Je moet je dit realiseren: je kunt nooit een verklaring van afstand ondertekenen om het feit dat je betrokken bent bij het menselijk ras te negeren, zei hij. Hoe kun je afstand nemen van de kwesties van mensenrechten?
Dus terwijl ze op het medaillepodium stonden en de Star-Spangled Banner speelde, bogen Smith en Carlos hun hoofd en hieven een zwarte gehandschoende vuist op - Smith zijn rechts, Carlos zijn linker. Beiden hadden hun schoenen uitgetrokken.
Het gebaar is nu iconisch. Destijds werd het echter door velen als een schande gezien. Ze werden uit de Olympische Spelen gezet en geschorst voor het Amerikaanse team. Welke aantekeningen en commerciële kansen hun medailles ook zouden hebben opgeleverd, ze verdwenen.
Er waren zelfs doodsbedreigingen.
Maar de geschiedenis heeft uiteindelijk een manier om dingen recht te zetten, en zo is het ook met Smith en Carlos. Niemand betwist het racisme en het sociale onrecht dat toen zo wijdverbreid was, of de vernederingen die het veroorzaakte. Smith en Carlos worden nu gezien als nobel in hun zaak, leiders in de strijd voor burgerrechten.

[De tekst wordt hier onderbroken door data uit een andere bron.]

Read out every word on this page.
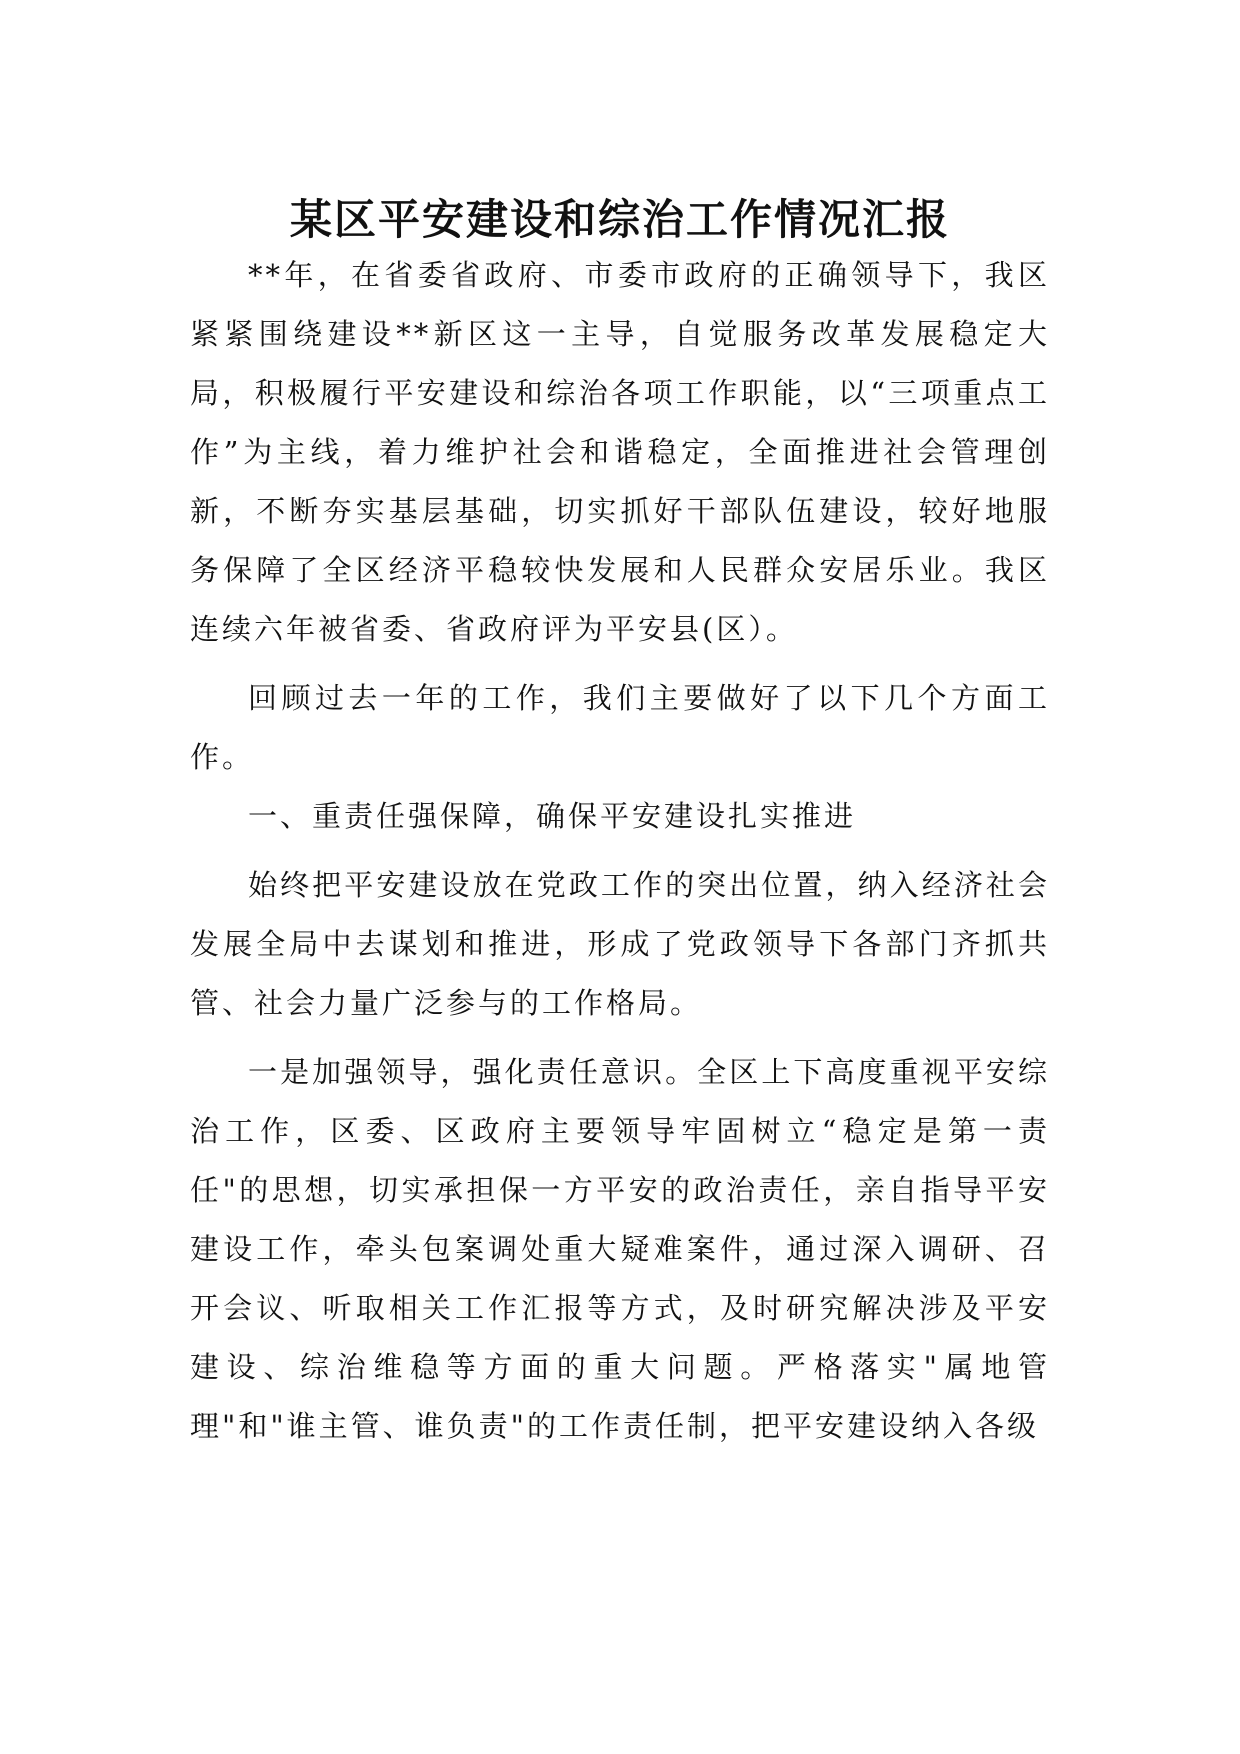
某区平安建设和综治工作情况汇报

**年，在省委省政府、市委市政府的正确领导下，我区紧紧围绕建设**新区这一主导，自觉服务改革发展稳定大局，积极履行平安建设和综治各项工作职能，以“三项重点工作”为主线，着力维护社会和谐稳定，全面推进社会管理创新，不断夯实基层基础，切实抓好干部队伍建设，较好地服务保障了全区经济平稳较快发展和人民群众安居乐业。我区连续六年被省委、省政府评为平安县(区）。

回顾过去一年的工作，我们主要做好了以下几个方面工作。

一、重责任强保障，确保平安建设扎实推进

始终把平安建设放在党政工作的突出位置，纳入经济社会发展全局中去谋划和推进，形成了党政领导下各部门齐抓共管、社会力量广泛参与的工作格局。

一是加强领导，强化责任意识。全区上下高度重视平安综治工作，区委、区政府主要领导牢固树立“稳定是第一责任"的思想，切实承担保一方平安的政治责任，亲自指导平安建设工作，牵头包案调处重大疑难案件，通过深入调研、召开会议、听取相关工作汇报等方式，及时研究解决涉及平安建设、综治维稳等方面的重大问题。严格落实"属地管理"和"谁主管、谁负责"的工作责任制，把平安建设纳入各级
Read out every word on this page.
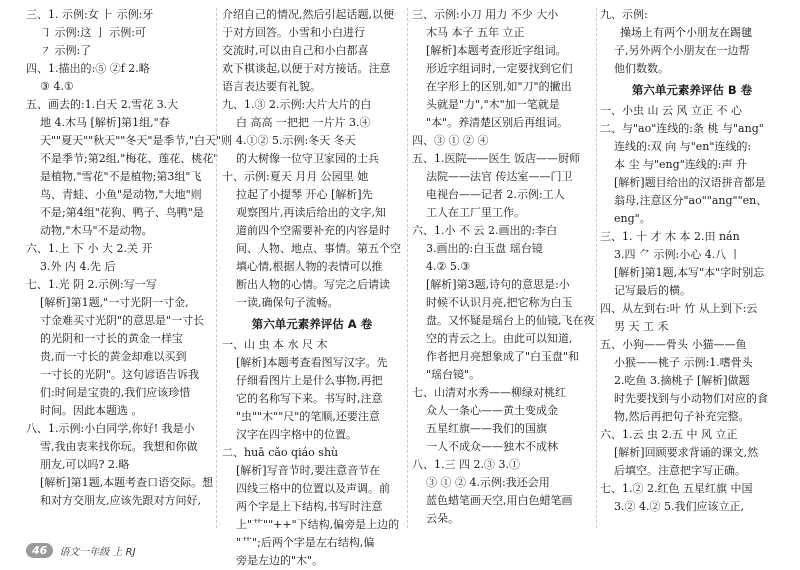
三、1. 示例:女 ⺊ 示例:牙
㇆ 示例:这 亅 示例:可
㇇ 示例:了
四、1.描出的:⑤ ②f 2.略
③ 4.①
五、画去的:1.白天 2.雪花 3.大
地 4.木马 [解析]第1组,"春
天""夏天""秋天""冬天"是季节,"白天"则
不是季节;第2组,"梅花、莲花、桃花"
是植物,"雪花"不是植物;第3组"飞
鸟、青蛙、小鱼"是动物,"大地"则
不是;第4组"花狗、鸭子、鸟鸭"是
动物,"木马"不是动物。
六、1.上 下 小 大 2.关 开
3.外 内 4.先 后
七、1.光 阴 2.示例:写一写
[解析]第1题,"一寸光阴一寸金,
寸金难买寸光阴"的意思是"一寸长
的光阴和一寸长的黄金一样宝
贵,而一寸长的黄金却难以买到
一寸长的光阴"。这句谚语告诉我
们:时间是宝贵的,我们应该珍惜
时间。因此本题选 。
八、1.示例:小白同学,你好! 我是小
雪,我由衷来找你玩。我想和你做
朋友,可以吗? 2.略
[解析]第1题,本题考查口语交际。想
和对方交朋友,应该先跟对方问好,
介绍自己的情况,然后引起话题,以便
于对方回答。小雪和小白进行
交流时,可以由自己和小白都喜
欢下棋谈起,以便于对方接话。注意
语言表达要有礼貌。
九、1.③ 2.示例:大片大片的白
白 高高 一把把 一片片 3.④
4.①② 5.示例:冬天 冬天
的大树像一位守卫家园的士兵
十、示例:夏天 月月 公园里 她
拉起了小提琴 开心 [解析]先
观察图片,再读后给出的文字,知
道前四个空需要补充的内容是时
间、人物、地点、事情。第五个空
填心情,根据人物的表情可以推
断出人物的心情。写完之后请读
一读,确保句子流畅。
第六单元素养评估 A 卷
一、山 虫 本 水 尺 木
[解析]本题考查看图写汉字。先
仔细看图片上是什么事物,再把
它的名称写下来。书写时,注意
"虫""木""尺"的笔顺,还要注意
汉字在四字格中的位置。
二、huā cǎo qiáo shù
[解析]写音节时,要注意音节在
四线三格中的位置以及声调。前
两个字是上下结构,书写时注意
上"艹""++"下结构,偏旁是上边的
"艹";后两个字是左右结构,偏
旁是左边的"木"。
三、示例:小刀 用力 不少 大小
木马 本子 五年 立正
[解析]本题考查形近字组词。
形近字组词时,一定要找到它们
在字形上的区别,如"刀"的撇出
头就是"力","木"加一笔就是
"本"。养清楚区别后再组词。
四、③ ① ② ④
五、1.医院——医生 饭店——厨师
法院——法官 传达室——门卫
电视台——记者 2.示例:工人
工人在工厂里工作。
六、1.小 不 云 2.画出的:李白
3.画出的:白玉盘 瑶台镜
4.② 5.③
[解析]第3题,诗句的意思是:小
时候不认识月亮,把它称为白玉
盘。又怀疑是瑶台上的仙镜,飞在夜
空的青云之上。由此可以知道,
作者把月亮想象成了"白玉盘"和
"瑶台镜"。
七、山清对水秀——柳绿对桃红
众人一条心——黄土变成金
五星红旗——我们的国旗
一人不成众——独木不成林
八、1.三 四 2.③ 3.①
③ ① ② 4.示例:我还会用
蓝色蜡笔画天空,用白色蜡笔画
云朵。
九、示例:
操场上有两个小朋友在踢毽
子,另外两个小朋友在一边帮
他们数数。
第六单元素养评估 B 卷
一、小虫 山 云 风 立正 不 心
二、与"ao"连线的:条 桃 与"ang"
连线的:双 向 与"en"连线的:
本 尘 与"eng"连线的:声 升
[解析]题目给出的汉语拼音都是
翁母,注意区分"ao""ang""en、
eng"。
三、1. 十 才 木 本 2.田 nán
3.四 ⺈ 示例:小心 4.八 丨
[解析]第1题,本写"本"字时别忘
记写最后的横。
四、从左到右:叶 竹 从上到下:云
男 天 工 禾
五、小狗——骨头 小猫——鱼
小猴——桃子 示例:1.嗜骨头
2.吃鱼 3.摘桃子 [解析]做题
时先要找到与小动物们对应的食
物,然后再把句子补充完整。
六、1.云 虫 2.五 中 风 立正
[解析]回顾要求背诵的课文,然
后填空。注意把字写正确。
七、1.② 2.红色 五星红旗 中国
3.② 4.② 5.我们应该立正,
46	语文一年级 上 RJ
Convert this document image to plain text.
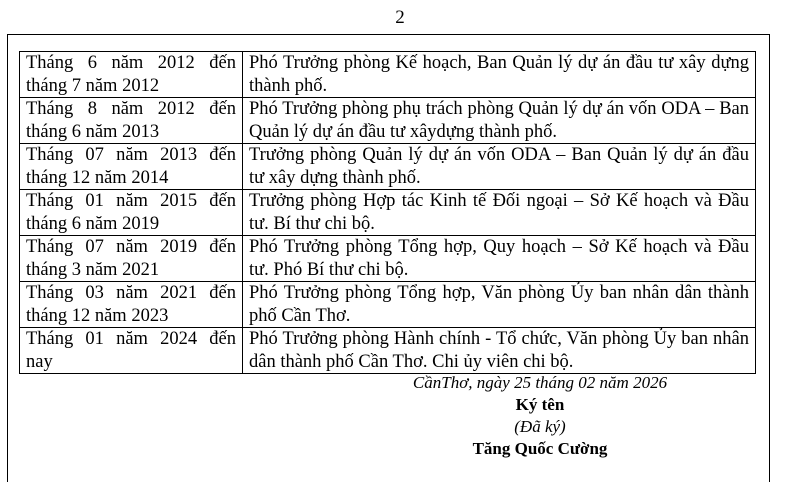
2
Tháng 6 năm 2012 đến tháng 7 năm 2012	Phó Trưởng phòng Kế hoạch, Ban Quản lý dự án đầu tư xây dựng thành phố.
Tháng 8 năm 2012 đến tháng 6 năm 2013	Phó Trưởng phòng phụ trách phòng Quản lý dự án vốn ODA – Ban Quản lý dự án đầu tư xâydựng thành phố.
Tháng 07 năm 2013 đến tháng 12 năm 2014	Trưởng phòng Quản lý dự án vốn ODA – Ban Quản lý dự án đầu tư xây dựng thành phố.
Tháng 01 năm 2015 đến tháng 6 năm 2019	Trưởng phòng Hợp tác Kinh tế Đối ngoại – Sở Kế hoạch và Đầu tư. Bí thư chi bộ.
Tháng 07 năm 2019 đến tháng 3 năm 2021	Phó Trưởng phòng Tổng hợp, Quy hoạch – Sở Kế hoạch và Đầu tư. Phó Bí thư chi bộ.
Tháng 03 năm 2021 đến tháng 12 năm 2023	Phó Trưởng phòng Tổng hợp, Văn phòng Ủy ban nhân dân thành phố Cần Thơ.
Tháng 01 năm 2024 đến nay	Phó Trưởng phòng Hành chính - Tổ chức, Văn phòng Ủy ban nhân dân thành phố Cần Thơ. Chi ủy viên chi bộ.
CầnThơ, ngày 25 tháng 02 năm 2026
Ký tên
(Đã ký)
Tăng Quốc Cường
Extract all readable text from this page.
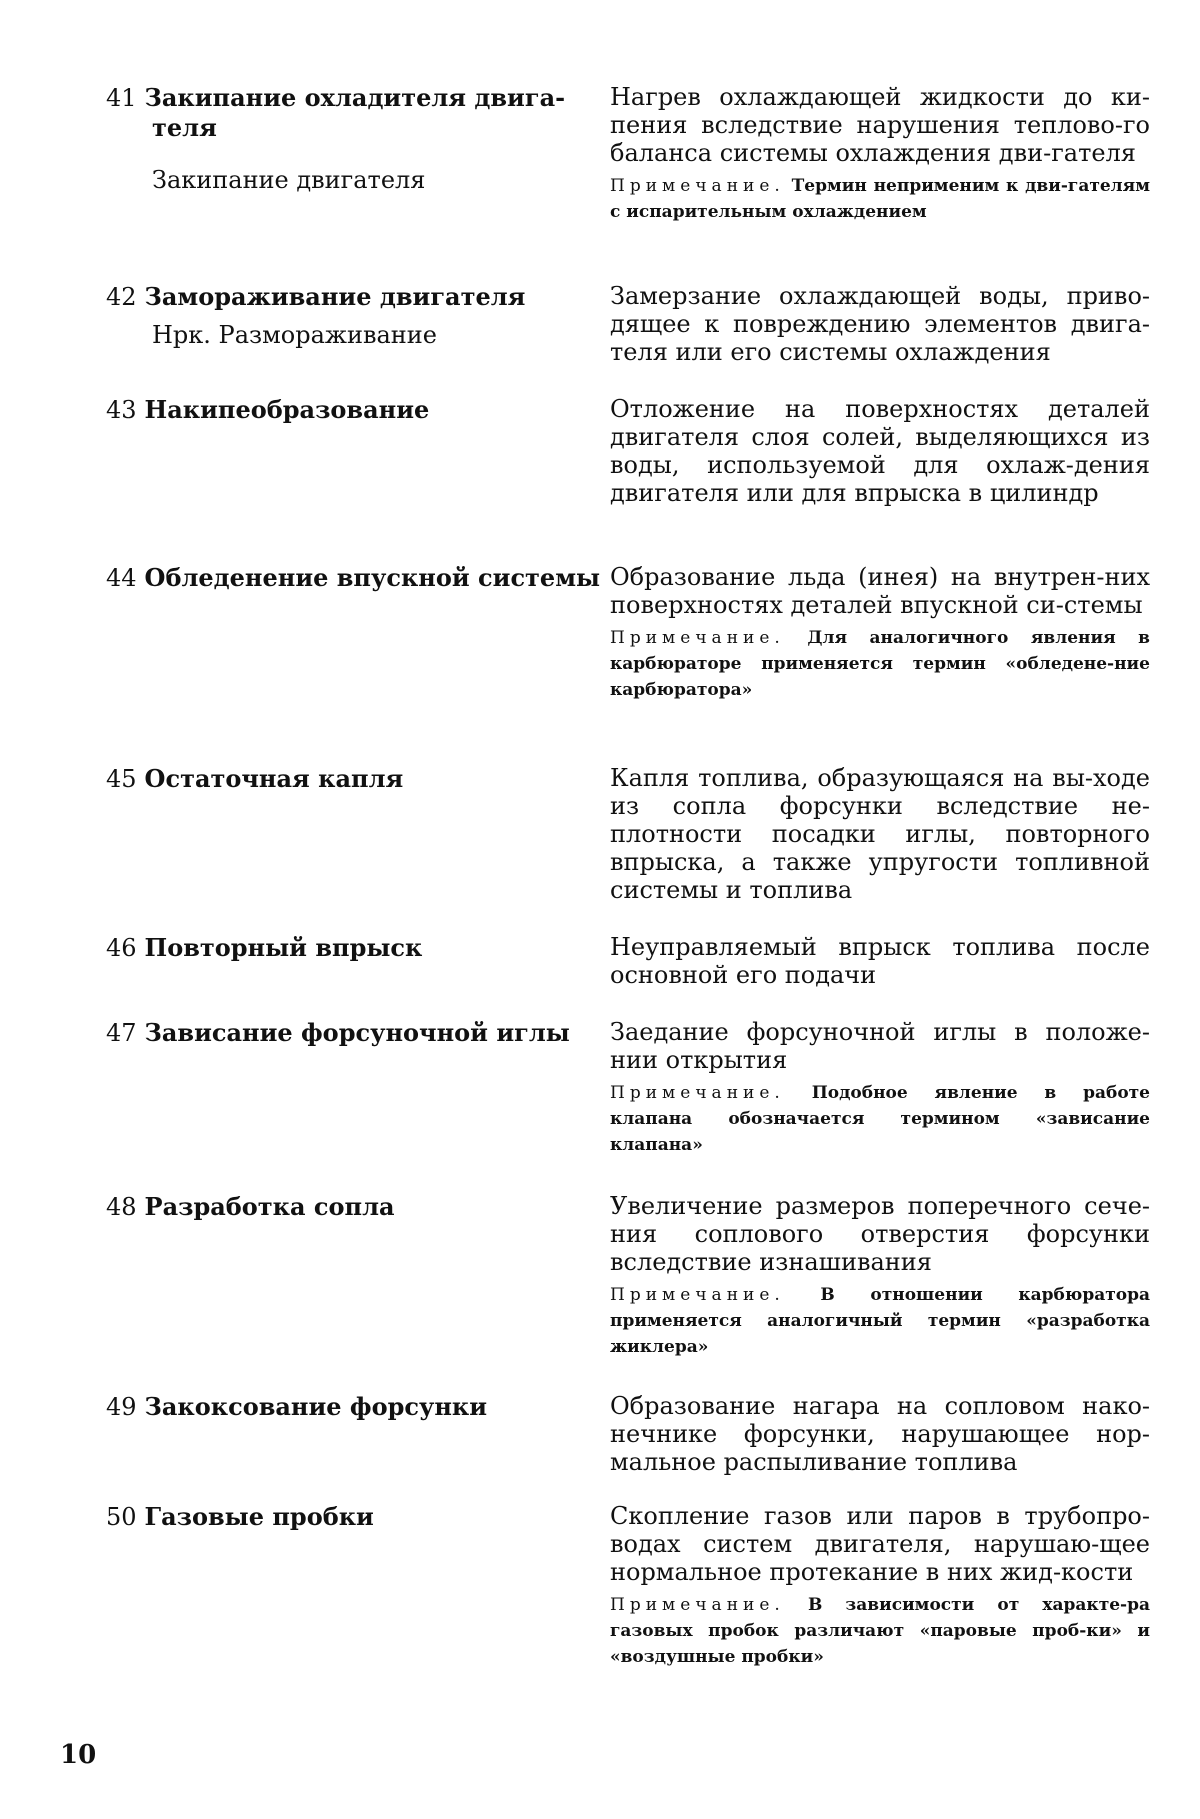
41 Закипание охладителя двига-
теля
Закипание двигателя
Нагрев охлаждающей жидкости до ки-пения вследствие нарушения теплово-го баланса системы охлаждения дви-гателя
Примечание. Термин неприменим к дви-гателям с испарительным охлаждением
42 Замораживание двигателя
Нрк. Размораживание
Замерзание охлаждающей воды, приво-дящее к повреждению элементов двига-теля или его системы охлаждения
43 Накипеобразование	Отложение на поверхностях деталей двигателя слоя солей, выделяющихся из воды, используемой для охлаж-дения двигателя или для впрыска в цилиндр
44 Обледенение впускной системы Образование льда (инея) на внутрен-них поверхностях деталей впускной си-стемы
Примечание. Для аналогичного явления в карбюраторе применяется термин «обледене-ние карбюратора»
45 Остаточная капля	Капля топлива, образующаяся на вы-ходе из сопла форсунки вследствие не-плотности посадки иглы, повторного впрыска, а также упругости топливной системы и топлива
46 Повторный впрыск	Неуправляемый впрыск топлива после основной его подачи
47 Зависание форсуночной иглы Заедание форсуночной иглы в положе-нии открытия
Примечание. Подобное явление в работе клапана обозначается термином «зависание клапана»
48 Разработка сопла	Увеличение размеров поперечного сече-ния соплового отверстия форсунки вследствие изнашивания
Примечание. В отношении карбюратора применяется аналогичный термин «разработка жиклера»
49 Закоксование форсунки	Образование нагара на сопловом нако-нечнике форсунки, нарушающее нор-мальное распыливание топлива
50 Газовые пробки	Скопление газов или паров в трубопро-водах систем двигателя, нарушаю-щее нормальное протекание в них жид-кости
Примечание. В зависимости от характе-ра газовых пробок различают «паровые проб-ки» и «воздушные пробки»
10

Hun alma mater, San Jose State, richtte in 2005 een standbeeld van hen op. In 2016 vergezelden ze het Amerikaanse team naar het Witte Huis na de Olympische Spelen in Rio.
Het is geweldig als een individu (gaat) van het meest gehate individu in de samenleving en vervolgens vormende iconen in de samenleving wordt, zei Carlos. Dan wil iedereen gehecht zijn aan die geschiedenis.
Het is ook leerzaam.
Ondanks het verstrijken van 50 jaar, woeden de problemen die Smith en Carlos ertoe brachten hun hoofd te buigen en hun vuisten op te heffen. We zijn nog steeds geen samenleving van gelijken, en we hebben een president en andere politieke leiders die mensen demoniseren vanwege de kleur van hun huid, hun geslacht en hun religie.
Net als Smith en Carlos, gebruiken atleten hun platforms om aandacht te vragen voor de kwalen van de samenleving. Toen kogelslingeraar Gwen Berry en schermer Race Imboden vorige maand goud wonnen op de Pan-Amerikaanse Spelen, protesteerden ze tijdens hun medailleceremonies.
De USOPC had hard kunnen reageren, aangezien Berry en Imboden de standaardovereenkomst hadden ondertekend waarin werd beloofd geen politieke vertoningen te maken tijdens Olympische evenementen. Maar in plaats daarvan koos het ervoor om de atleten op proef te stellen, misschien in het besef dat Smith en Carlos al die jaren geleden deden dat sommige dingen kostbaarder zijn dan medailles.
Zeg iedereen gewoon bedankt voor de erkenning, zei Carlos, en het gevecht gaat door.